One of the most challenging aspects of traffic engineering has to deal with Bicyclists.  They're not cars and they're not pedestrians.  They're kind of a special creature.  Because of the temperate climate here in Tucson, they're everywhere.  At signalized interesections bicyclists run into a real dilemma.

The old rule we learned as kids was that at an intersections cyclists should dismount and be treated as pedestrians to cross a street. But today's cyclists act more like vehicles than pedestrians.  In fact, legally they are treated as vehicles.  When they arrive at an intersection, they should wait for the green signal indication and then cross.

But loop detectors aren't typically set for cyclists.  Some agencies have overcome this issue by adding cyclist push buttons.  But that is a rather expensive proposition.  So in some instances, cyclists have learned that they will not get a green indication.  They will either wait for another vehicle to trigger the phase, or they will ignore the signal and enter the intersection on red.

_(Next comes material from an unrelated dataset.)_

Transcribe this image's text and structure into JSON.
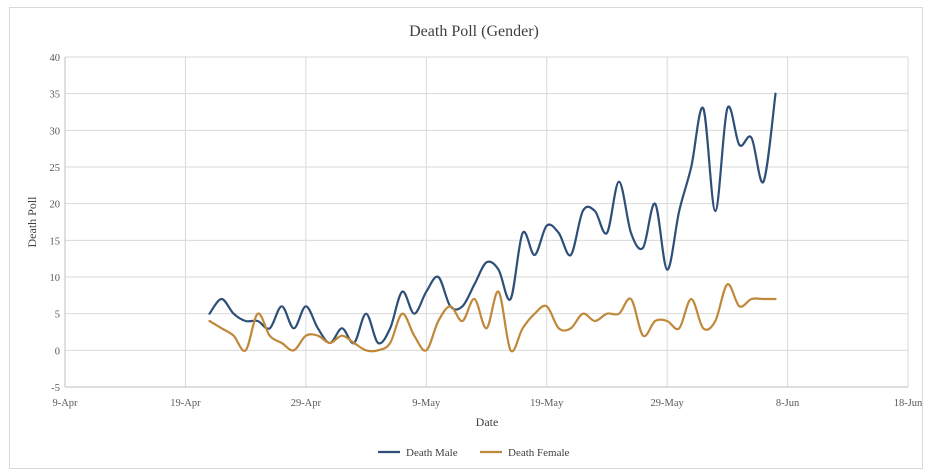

This works well, except if the police see them, they will likely get a ticket.  And no amount of explaining will help.  Let's face it.  Roadways are really designed for cars - not bicycles.  Cyclists may use the road, but they are at a serious disadvantage - especially when they collide with a vehicle.  In fact, after years of studying accident statistics, I personally will not ride a bicycle on a street.  All it takes is one errant vehicle and the results are catastrophic.

In Denver, they have solved this problem by creating separate bike lanes apart from the traffic lanes.  In fact, where I lived in Centennial, Colorado, you could ride your bike for miles and miles going underneath roadways and never even have an at-grade crossing with the street.

So I have mixed emotions concering a recent report about a new law  in Chicago.  In 2012, cyclists will be allowed to cross an intersection on the red phase if they have waited enough time. In one sense, I am grateful that police officers will no longer give them tickets.  But on the other hand, I am concerned that the law will mask a real problem with the transportation system - namely that it is really not designed to handle cyclists.

One would think that with all the technology we have and the skill in planning that we would be able to create a separate transportation system for cyclists.  In fact, I would ride a lot more if it was safer.  But I guess we need to be content with the fact that cyclists won't be ticketed for trying to live within the existing system.